Translate

Jumat, 31 Agustus 2012

PINTU


Telah lelah kaki ini berjalan, namun tetap kupaksakan.
Letih jiwa ini, namun  tetap kumencari.
Buntu rasanya otak ini, namun tetap kupikirkan.
Padang rumput, hutan rimba dan samudra lepas telah kujelajahi, namun tak kutemukan apa yang kucari.
Asa yang kian lama kian padam, mati-matian kupertahankan.
 Karena kutakut jika seandainya itu sirna, maka aku akan berjalan dalam kegelapan.
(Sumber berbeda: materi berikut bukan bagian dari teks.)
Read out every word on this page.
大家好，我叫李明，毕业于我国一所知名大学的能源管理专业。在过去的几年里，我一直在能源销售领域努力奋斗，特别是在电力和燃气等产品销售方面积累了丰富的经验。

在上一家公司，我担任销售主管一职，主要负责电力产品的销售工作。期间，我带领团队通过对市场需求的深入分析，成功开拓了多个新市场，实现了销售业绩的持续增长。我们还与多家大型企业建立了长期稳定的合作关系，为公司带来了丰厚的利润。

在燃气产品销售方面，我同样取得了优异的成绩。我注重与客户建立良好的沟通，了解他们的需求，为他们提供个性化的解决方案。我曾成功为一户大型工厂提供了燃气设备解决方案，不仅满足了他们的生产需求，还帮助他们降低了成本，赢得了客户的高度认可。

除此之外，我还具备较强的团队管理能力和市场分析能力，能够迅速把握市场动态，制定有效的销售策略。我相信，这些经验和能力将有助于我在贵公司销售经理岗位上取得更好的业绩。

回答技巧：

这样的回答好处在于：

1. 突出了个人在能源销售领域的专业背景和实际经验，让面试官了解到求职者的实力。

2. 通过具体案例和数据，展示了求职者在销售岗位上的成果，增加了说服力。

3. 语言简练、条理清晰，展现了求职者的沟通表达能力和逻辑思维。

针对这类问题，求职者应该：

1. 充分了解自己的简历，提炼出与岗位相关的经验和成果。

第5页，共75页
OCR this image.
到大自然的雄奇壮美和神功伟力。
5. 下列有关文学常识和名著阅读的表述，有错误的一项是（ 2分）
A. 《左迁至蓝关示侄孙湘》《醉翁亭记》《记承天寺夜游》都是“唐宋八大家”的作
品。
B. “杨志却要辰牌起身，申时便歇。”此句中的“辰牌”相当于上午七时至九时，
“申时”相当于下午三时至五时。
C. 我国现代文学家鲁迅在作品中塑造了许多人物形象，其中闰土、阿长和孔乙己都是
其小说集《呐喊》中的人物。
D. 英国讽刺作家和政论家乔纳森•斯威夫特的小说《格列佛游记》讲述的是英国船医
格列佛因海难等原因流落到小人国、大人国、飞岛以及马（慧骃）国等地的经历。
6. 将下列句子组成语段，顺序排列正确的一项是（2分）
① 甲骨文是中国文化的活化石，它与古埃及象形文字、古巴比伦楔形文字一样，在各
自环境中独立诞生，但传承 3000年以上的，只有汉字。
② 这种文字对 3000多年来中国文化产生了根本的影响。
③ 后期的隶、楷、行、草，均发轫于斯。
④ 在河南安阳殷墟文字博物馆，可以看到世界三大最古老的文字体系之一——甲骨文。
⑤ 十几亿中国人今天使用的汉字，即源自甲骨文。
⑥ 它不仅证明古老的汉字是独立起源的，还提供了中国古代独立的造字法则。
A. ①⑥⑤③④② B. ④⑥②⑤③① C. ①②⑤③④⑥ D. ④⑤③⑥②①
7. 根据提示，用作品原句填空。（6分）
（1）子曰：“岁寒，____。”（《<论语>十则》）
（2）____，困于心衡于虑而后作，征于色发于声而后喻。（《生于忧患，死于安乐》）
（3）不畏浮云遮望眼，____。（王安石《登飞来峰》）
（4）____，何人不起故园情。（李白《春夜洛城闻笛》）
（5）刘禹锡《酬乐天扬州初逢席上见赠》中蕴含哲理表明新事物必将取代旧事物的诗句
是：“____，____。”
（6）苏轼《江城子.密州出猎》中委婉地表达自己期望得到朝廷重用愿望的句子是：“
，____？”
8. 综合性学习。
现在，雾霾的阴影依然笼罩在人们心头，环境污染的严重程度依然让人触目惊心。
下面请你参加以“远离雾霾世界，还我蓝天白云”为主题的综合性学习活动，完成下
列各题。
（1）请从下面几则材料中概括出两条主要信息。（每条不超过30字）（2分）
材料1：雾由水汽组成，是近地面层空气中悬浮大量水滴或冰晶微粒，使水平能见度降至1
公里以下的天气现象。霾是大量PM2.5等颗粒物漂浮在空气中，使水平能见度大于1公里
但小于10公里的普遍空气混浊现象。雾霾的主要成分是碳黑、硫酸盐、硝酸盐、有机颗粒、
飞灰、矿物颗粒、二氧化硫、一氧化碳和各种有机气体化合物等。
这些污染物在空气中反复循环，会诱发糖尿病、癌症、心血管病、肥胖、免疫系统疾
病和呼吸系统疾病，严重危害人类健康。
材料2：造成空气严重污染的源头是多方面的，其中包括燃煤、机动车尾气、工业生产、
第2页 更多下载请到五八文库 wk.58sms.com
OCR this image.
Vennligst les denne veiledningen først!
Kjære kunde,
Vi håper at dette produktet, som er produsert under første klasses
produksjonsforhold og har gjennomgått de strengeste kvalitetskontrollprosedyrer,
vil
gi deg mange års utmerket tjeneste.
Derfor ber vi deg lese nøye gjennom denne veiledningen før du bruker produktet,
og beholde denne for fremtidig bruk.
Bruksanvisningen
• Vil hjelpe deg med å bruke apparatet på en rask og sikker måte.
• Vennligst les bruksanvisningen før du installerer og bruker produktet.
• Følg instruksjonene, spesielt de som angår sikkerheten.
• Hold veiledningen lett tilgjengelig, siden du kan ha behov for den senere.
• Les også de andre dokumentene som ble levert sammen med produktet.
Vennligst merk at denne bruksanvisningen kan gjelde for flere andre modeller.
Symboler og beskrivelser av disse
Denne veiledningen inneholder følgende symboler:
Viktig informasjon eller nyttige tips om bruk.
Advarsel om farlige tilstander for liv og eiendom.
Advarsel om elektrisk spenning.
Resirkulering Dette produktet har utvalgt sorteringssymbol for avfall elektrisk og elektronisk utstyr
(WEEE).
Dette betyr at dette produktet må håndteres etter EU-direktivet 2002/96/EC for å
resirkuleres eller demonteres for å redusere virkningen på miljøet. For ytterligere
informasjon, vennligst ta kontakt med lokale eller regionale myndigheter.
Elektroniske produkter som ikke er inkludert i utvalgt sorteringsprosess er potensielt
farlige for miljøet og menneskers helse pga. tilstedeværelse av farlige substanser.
     Akhirnya aku sampai disini. Hamparan padangpasir tandus tak bertuan. Mungkinkah pintu itu akan kutemukan disini? Kukuatkan kakiku yang telah gontai, kutegarkan jiwaku yang mulai lunglai. Kuterus berjalan sambil tetap menatap sekeliling, berharap pintu itu akan berada disana, entah kapan dan dimana.
     Malam gelap tanpa rembulan, aku berjalan berbekal sinar redup sang bintang, di garis horizon kulihat sesuatu yang amat cemerlang. Terang gemilang cahayanya. Mungkinkah itu yang selama ini aku cari? Tubuhku bergetar, perasaanku terkoyak. Sebuah perasaan rindu yang amat mendalam menghantam nuraniku. Bagai kesetanan aku berlari kesana. Namun saat kudekati, cahaya itu telah pindah. Sekarang berada disamping kiriku. Akupun berlari kesana, namun dia kembali pindah. Sekarang ada disamping kananku. Aku tetap berlari, mengejar tanpa peduli apa yang akan terjadi. Hal yang sama kembali terjadi. Sekarang dia pindah kebelakangku, ketempat dimana aku pertama kali mulai mengejarnya. Tak terasa sambil berlari aku terisak.

Wahai kau yang selama ini kukejar, kenapa kau begitu angkuh?
Tak pantaskah aku mendekatimu?
Begitu hinakah diriku untuk berdiri dihadapanmu?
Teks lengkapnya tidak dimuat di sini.